Ohana acquires hotel, rental from Cornell Realty in Downtown Brooklyn bankruptcy with $94M credit bid

85 Flatbush Extension (Credit - Google)

The hospitality investment firm Ohana Real Estate Investors through the entity TH Holdings Propco LLC acquired the hotel and the 64-unit rental building at 85 Flatbush Avenue Extension in Downtown Brooklyn, Brooklyn. Ohana took ownership as the former debt holder through the bankruptcy filing Isaac Hager’s Cornell Realty Management filed on the property. The transaction price was a credit bid. Cornell Realty Management owned the property through entities including 85 Flatbush Rho Hotel LLC. The property is owned as a three-unit commercial condominium composed of a hotel, rental apartment and commercial unit.
The deal closed on November 9, 2022 and was recorded on December 14, 2022. The three properties have 150,688 square feet of built space according to PincusCo analysis of city data.

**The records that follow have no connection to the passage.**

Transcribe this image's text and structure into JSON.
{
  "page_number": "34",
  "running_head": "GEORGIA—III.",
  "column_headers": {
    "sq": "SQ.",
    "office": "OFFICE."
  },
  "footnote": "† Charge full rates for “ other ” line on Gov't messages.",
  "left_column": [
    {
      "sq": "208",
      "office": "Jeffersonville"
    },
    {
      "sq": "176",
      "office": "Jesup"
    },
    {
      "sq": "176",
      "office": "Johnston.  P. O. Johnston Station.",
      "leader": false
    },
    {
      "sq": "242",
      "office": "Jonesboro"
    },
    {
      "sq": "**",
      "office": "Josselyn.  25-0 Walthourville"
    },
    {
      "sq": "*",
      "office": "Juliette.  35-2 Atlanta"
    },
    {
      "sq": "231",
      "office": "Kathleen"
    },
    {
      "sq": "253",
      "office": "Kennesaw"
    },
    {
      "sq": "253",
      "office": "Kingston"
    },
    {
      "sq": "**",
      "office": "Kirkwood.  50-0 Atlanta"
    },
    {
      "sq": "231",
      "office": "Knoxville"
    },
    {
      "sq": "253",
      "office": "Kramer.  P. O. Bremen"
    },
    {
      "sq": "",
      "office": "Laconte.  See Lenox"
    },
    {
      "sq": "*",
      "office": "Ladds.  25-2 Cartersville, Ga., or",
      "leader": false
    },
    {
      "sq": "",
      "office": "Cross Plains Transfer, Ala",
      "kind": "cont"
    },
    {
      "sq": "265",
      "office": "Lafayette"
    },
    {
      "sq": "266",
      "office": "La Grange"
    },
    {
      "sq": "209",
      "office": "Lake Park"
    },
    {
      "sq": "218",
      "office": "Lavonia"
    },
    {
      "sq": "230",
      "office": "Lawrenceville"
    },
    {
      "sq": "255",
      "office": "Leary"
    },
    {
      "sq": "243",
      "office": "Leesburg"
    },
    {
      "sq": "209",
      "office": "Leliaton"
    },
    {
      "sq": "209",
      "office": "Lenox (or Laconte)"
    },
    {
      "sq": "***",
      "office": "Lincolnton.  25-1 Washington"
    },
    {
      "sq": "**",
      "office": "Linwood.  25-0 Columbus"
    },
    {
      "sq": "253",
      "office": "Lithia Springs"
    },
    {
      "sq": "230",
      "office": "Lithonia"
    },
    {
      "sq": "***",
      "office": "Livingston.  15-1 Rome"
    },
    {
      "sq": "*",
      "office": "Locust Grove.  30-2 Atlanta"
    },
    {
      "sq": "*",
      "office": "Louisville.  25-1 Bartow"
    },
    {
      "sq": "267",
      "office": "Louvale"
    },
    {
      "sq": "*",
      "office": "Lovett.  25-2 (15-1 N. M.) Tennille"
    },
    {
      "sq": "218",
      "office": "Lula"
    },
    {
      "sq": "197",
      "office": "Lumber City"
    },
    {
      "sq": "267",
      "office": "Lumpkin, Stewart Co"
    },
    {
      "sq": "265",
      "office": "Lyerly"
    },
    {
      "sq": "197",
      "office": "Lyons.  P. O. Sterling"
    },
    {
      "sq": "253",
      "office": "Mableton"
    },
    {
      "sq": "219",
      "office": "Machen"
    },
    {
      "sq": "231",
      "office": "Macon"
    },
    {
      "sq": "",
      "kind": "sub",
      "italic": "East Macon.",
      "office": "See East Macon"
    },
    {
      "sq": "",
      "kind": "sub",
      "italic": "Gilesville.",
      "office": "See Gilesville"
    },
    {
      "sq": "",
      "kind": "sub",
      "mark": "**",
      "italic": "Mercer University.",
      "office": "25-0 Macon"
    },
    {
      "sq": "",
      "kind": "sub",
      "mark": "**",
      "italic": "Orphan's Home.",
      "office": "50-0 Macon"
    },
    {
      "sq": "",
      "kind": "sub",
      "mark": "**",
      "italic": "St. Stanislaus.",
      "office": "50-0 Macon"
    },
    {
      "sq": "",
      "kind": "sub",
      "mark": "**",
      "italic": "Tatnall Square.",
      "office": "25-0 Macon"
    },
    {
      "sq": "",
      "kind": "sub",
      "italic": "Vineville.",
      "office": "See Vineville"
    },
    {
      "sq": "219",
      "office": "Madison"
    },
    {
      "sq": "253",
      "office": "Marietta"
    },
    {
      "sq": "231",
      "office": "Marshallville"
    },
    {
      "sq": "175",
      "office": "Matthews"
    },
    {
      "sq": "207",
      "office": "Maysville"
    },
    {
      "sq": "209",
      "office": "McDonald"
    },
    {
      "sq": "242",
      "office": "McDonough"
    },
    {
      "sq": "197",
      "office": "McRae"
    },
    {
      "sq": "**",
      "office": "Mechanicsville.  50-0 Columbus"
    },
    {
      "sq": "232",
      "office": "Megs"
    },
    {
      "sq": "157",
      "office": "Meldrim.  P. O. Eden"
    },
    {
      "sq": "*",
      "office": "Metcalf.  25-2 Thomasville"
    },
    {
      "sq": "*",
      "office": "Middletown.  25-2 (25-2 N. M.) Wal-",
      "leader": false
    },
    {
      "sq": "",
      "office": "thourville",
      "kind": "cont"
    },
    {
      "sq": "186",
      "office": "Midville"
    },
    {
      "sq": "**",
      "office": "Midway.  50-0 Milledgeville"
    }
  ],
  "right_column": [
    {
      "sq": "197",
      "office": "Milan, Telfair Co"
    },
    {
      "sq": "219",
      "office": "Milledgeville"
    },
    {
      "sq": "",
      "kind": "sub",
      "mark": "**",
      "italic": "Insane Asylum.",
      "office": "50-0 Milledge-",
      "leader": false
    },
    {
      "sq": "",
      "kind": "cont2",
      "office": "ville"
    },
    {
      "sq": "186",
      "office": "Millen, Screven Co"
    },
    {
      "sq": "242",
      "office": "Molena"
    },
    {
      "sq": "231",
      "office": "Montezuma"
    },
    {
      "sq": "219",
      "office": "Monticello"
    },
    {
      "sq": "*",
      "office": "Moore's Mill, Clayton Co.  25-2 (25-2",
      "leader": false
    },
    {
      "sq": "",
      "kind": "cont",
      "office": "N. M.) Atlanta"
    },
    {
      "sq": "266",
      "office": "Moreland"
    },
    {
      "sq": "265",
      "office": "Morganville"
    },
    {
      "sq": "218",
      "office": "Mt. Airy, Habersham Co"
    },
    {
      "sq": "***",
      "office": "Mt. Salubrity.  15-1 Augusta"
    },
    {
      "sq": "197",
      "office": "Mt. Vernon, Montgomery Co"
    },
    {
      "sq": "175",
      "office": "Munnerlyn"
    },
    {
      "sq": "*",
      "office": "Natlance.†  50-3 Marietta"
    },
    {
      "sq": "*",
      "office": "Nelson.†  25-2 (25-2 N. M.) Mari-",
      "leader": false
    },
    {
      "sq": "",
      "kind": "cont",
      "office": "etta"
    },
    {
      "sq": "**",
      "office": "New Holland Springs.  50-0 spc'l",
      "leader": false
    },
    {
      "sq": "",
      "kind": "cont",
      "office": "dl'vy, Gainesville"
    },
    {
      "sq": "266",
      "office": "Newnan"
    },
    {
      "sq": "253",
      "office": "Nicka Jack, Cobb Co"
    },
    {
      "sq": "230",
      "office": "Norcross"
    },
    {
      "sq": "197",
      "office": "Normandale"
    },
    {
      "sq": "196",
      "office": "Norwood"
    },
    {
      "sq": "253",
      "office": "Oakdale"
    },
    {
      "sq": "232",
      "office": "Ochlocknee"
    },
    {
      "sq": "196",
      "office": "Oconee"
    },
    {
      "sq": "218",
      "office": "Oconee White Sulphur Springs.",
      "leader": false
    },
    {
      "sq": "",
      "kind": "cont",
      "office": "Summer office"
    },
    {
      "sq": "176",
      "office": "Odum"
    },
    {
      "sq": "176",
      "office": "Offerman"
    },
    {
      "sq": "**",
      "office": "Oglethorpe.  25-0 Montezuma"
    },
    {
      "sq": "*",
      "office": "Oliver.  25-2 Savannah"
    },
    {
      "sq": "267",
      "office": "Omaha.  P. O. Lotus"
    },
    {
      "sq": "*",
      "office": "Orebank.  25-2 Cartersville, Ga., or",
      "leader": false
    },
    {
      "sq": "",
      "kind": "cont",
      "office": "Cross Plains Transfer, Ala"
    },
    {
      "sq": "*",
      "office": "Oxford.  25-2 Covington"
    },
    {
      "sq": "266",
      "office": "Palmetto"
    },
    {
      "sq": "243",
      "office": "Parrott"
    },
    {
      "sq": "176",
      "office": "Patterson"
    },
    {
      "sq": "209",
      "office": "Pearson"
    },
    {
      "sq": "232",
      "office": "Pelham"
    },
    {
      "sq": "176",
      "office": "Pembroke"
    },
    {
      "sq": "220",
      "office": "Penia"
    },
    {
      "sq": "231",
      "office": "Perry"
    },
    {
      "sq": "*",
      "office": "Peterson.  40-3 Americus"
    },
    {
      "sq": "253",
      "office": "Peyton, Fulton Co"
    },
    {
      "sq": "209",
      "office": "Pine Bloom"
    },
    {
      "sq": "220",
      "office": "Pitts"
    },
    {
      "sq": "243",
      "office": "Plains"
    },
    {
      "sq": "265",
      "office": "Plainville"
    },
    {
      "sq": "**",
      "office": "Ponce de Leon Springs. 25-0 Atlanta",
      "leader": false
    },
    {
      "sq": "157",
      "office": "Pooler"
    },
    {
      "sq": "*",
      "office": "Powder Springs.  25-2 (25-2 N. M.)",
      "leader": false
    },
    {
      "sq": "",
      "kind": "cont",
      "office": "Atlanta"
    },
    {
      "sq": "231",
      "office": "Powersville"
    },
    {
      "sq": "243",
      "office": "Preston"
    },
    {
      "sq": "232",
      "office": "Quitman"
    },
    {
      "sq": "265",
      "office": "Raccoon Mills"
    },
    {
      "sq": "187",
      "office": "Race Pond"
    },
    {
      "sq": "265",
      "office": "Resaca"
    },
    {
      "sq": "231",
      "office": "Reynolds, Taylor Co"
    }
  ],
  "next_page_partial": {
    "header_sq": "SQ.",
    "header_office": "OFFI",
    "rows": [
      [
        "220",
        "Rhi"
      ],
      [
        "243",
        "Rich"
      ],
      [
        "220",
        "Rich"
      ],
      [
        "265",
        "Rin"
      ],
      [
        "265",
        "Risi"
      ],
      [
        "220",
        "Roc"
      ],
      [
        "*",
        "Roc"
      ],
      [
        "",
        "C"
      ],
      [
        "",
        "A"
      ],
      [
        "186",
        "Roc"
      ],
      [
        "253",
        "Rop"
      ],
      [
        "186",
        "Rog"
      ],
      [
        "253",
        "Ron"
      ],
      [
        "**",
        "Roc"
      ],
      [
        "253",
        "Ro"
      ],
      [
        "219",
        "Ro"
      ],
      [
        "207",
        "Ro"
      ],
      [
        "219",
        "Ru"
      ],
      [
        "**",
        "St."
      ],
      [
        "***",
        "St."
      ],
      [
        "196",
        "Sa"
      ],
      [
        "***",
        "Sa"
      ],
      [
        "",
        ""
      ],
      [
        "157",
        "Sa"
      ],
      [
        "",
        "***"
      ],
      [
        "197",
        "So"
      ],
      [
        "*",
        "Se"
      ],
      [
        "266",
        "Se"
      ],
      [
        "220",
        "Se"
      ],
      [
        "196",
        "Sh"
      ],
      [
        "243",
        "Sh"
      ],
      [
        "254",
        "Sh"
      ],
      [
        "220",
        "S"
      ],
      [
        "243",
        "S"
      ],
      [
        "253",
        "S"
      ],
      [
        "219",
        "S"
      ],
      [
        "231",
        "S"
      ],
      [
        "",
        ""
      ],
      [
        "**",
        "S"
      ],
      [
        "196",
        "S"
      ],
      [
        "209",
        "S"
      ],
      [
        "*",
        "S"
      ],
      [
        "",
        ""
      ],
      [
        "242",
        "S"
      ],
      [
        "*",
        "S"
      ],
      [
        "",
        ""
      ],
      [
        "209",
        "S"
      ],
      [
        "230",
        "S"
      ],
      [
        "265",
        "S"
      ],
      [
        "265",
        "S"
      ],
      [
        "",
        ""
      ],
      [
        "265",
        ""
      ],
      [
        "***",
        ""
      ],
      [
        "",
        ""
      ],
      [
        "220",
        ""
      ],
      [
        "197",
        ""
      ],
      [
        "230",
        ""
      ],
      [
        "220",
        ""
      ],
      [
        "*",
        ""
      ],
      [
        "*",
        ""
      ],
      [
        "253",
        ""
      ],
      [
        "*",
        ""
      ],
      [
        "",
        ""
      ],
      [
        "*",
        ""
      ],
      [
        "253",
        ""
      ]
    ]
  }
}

The transfer price per built square foot is $623 per the PincusCo analysis. (The price per square foot analysis is the transaction price divided by square feet as reported in public records and assumes no air rights have been sold.)
The signatory for Cornell Realty Management bankrupt was David Goldwasser, a bankruptcy professional. The signatory for Ohana Real Estate Investors was partner James Cole.
According to the bankruptcy filing, the $94 million represents the $90 million credit bid plus $4 million in additional consideration. The bankruptcy plan says, “TH Holdco Initial Credit Bid means the initial TH Holdco Credit Bid for all of the assets subject to the lien held by TH Holdco in the aggregate amount of $90,000,000 plus the TH Holdco Additional Consideration of approximately $4 million, to be allocated among such encumbered assets as announced by TH Holdco at or prior to the Auction or such higher and better bid as TH Holdco may thereafter submit… TH Holdco Additional Consideration shall mean Cash to be funded by TH Holdco to pay Allowed Cure Obligations, Allowed Administrative Expenses (including Professional Fees and United States Trustee Fees) and Allowed Priority Claims which shall be part of and paid from the Plan Fund.” Ohana Real Estate bought the debt in January 2022.

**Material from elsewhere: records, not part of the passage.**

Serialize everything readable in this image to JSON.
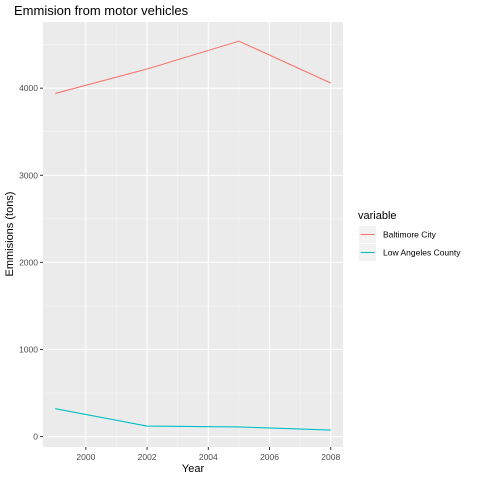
{
  "chart_data": {
    "type": "line",
    "title": "Emmision from motor vehicles",
    "xlabel": "Year",
    "ylabel": "Emmisions (tons)",
    "x": [
      1999,
      2002,
      2005,
      2008
    ],
    "xlim": [
      1998.6,
      2008.4
    ],
    "ylim": [
      -120,
      4760
    ],
    "x_ticks": [
      2000,
      2002,
      2004,
      2006,
      2008
    ],
    "y_ticks": [
      0,
      1000,
      2000,
      3000,
      4000
    ],
    "x_tick_labels": [
      "2000",
      "2002",
      "2004",
      "2006",
      "2008"
    ],
    "y_tick_labels": [
      "0",
      "1000",
      "2000",
      "3000",
      "4000"
    ],
    "grid": true,
    "legend": {
      "title": "variable",
      "position": "right"
    },
    "series": [
      {
        "name": "Baltimore City",
        "color": "#F8766D",
        "values": [
          3940,
          4220,
          4540,
          4060
        ]
      },
      {
        "name": "Low Angeles County",
        "color": "#00BFC4",
        "values": [
          320,
          120,
          110,
          75
        ]
      }
    ]
  }
}
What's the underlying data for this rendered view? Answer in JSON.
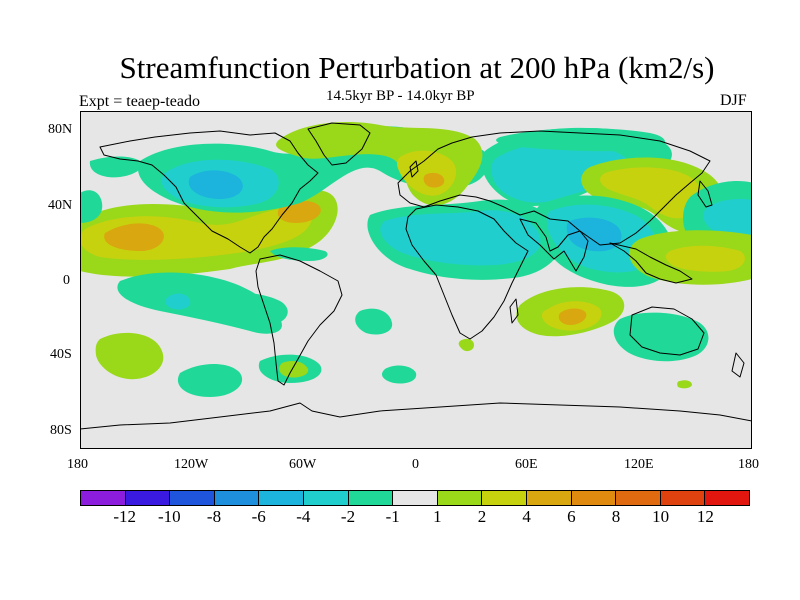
{
  "title": "Streamfunction Perturbation at 200 hPa (km2/s)",
  "experiment_label": "Expt = teaep-teado",
  "period_label": "14.5kyr BP - 14.0kyr BP",
  "season_label": "DJF",
  "lat_ticks": [
    "80N",
    "40N",
    "0",
    "40S",
    "80S"
  ],
  "lon_ticks": [
    "180",
    "120W",
    "60W",
    "0",
    "60E",
    "120E",
    "180"
  ],
  "colorbar": {
    "colors": [
      "#8c1ddd",
      "#3a1ae0",
      "#1f55dd",
      "#1d8fdd",
      "#1cb3dd",
      "#20cfcd",
      "#20d998",
      "#e6e6e6",
      "#9ad81a",
      "#c7d20f",
      "#d9a70f",
      "#e08a0f",
      "#e06a0f",
      "#e0420f",
      "#e0160f"
    ],
    "labels": [
      "-12",
      "-10",
      "-8",
      "-6",
      "-4",
      "-2",
      "-1",
      "1",
      "2",
      "4",
      "6",
      "8",
      "10",
      "12"
    ]
  },
  "colors": {
    "background": "#e6e6e6",
    "c_neg1": "#20d998",
    "c_neg2": "#20cfcd",
    "c_neg4": "#1cb3dd",
    "c_pos1": "#9ad81a",
    "c_pos2": "#c7d20f",
    "c_pos4": "#d9a70f"
  }
}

As part of Ohana’s purchase, it obtained a $55 million loan from Madison Realty Capital, which had been the prior lender when Cornell bought the site, providing $70 million for approximately $95 million in 2019. 

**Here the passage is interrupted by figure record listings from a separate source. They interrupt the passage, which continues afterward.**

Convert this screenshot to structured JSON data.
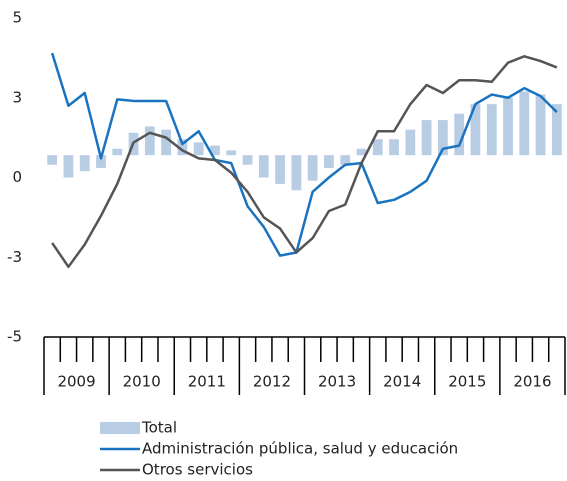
{
  "chart_data": {
    "type": "bar-line",
    "years": [
      "2009",
      "2010",
      "2011",
      "2012",
      "2013",
      "2014",
      "2015",
      "2016"
    ],
    "ylim": [
      -5,
      5
    ],
    "yticks": [
      {
        "value": 5,
        "label": "5"
      },
      {
        "value": 2.5,
        "label": "3"
      },
      0,
      {
        "value": -2.5,
        "label": "-3"
      },
      -5
    ],
    "y2lim": [
      -5.7,
      4.3
    ],
    "series": [
      {
        "name": "Total",
        "type": "bar",
        "axis": "y2",
        "color": "#b8cce4",
        "values": [
          -0.3,
          -0.7,
          -0.5,
          -0.4,
          0.2,
          0.7,
          0.9,
          0.8,
          0.5,
          0.4,
          0.3,
          0.15,
          -0.3,
          -0.7,
          -0.9,
          -1.1,
          -0.8,
          -0.4,
          -0.3,
          0.2,
          0.5,
          0.5,
          0.8,
          1.1,
          1.1,
          1.3,
          1.6,
          1.6,
          1.8,
          2.0,
          1.9,
          1.6
        ]
      },
      {
        "name": "Administración pública, salud y educación",
        "type": "line",
        "color": "#1a73c0",
        "values": [
          3.9,
          2.25,
          2.65,
          0.6,
          2.45,
          2.4,
          2.4,
          2.4,
          1.05,
          1.45,
          0.55,
          0.45,
          -0.9,
          -1.55,
          -2.45,
          -2.35,
          -0.45,
          0,
          0.4,
          0.45,
          -0.8,
          -0.7,
          -0.45,
          -0.1,
          0.9,
          1.0,
          2.3,
          2.6,
          2.5,
          2.8,
          2.55,
          2.05
        ]
      },
      {
        "name": "Otros servicios",
        "type": "line",
        "color": "#555555",
        "values": [
          -2.05,
          -2.8,
          -2.1,
          -1.2,
          -0.2,
          1.1,
          1.4,
          1.25,
          0.85,
          0.6,
          0.55,
          0.15,
          -0.45,
          -1.25,
          -1.6,
          -2.35,
          -1.9,
          -1.05,
          -0.85,
          0.45,
          1.45,
          1.45,
          2.3,
          2.9,
          2.65,
          3.05,
          3.05,
          3.0,
          3.6,
          3.8,
          3.65,
          3.45
        ]
      }
    ]
  }
}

Because multiple properties have been transacted, some of the following sections will follow the property with the largest assessed value, which in this case, is the rental property with an address of 60 Duffield Street.

Prior sales and revenue

Prior to this transaction, PincusCo has no record that the buyer Ohana Real Estate Investors had purchased any other properties and has no record it sold any properties over the past 24 months.
Cornell Realty Management recently turned over ownership to Madison Realty Capital of a Williamsburg development site with $27.5 million in loans.

The property

The 60 Duffield Street parcel has a total lot size of 60,129 square feet. The property has a 421A exemption that started in 2012 and expires in 2027. The city-designated market value for the property in 2022 is $18.8 million.The most recent loan totaled $70 million and was provided by Madison Realty Capital on September 19, 2019.

Development

There are no active new building construction projects or major alteration projects with initial costs more than $5 million on this tax lot.

The block

On the tax block of 60 Duffield Street, PincusCo has identified the owners of four of the eight commercial properties representing 226,888 square feet of the 226,888 square feet. The largest owner is Rubin Equities, followed by City of New York and then Rubin Equities Inc..
On the tax block, there was one new building construction project filed totaling 29,646 square feet. It is a 70-unit, 29,646-square-foot R-1 building developed by Jack Suratwala with plans filed July 12, 2017 and it has not been permitted yet.

The majority, or 100 percent of the 160,000 square feet of built space are specialty buildings, with development buildings next occupying 0 percent of the space.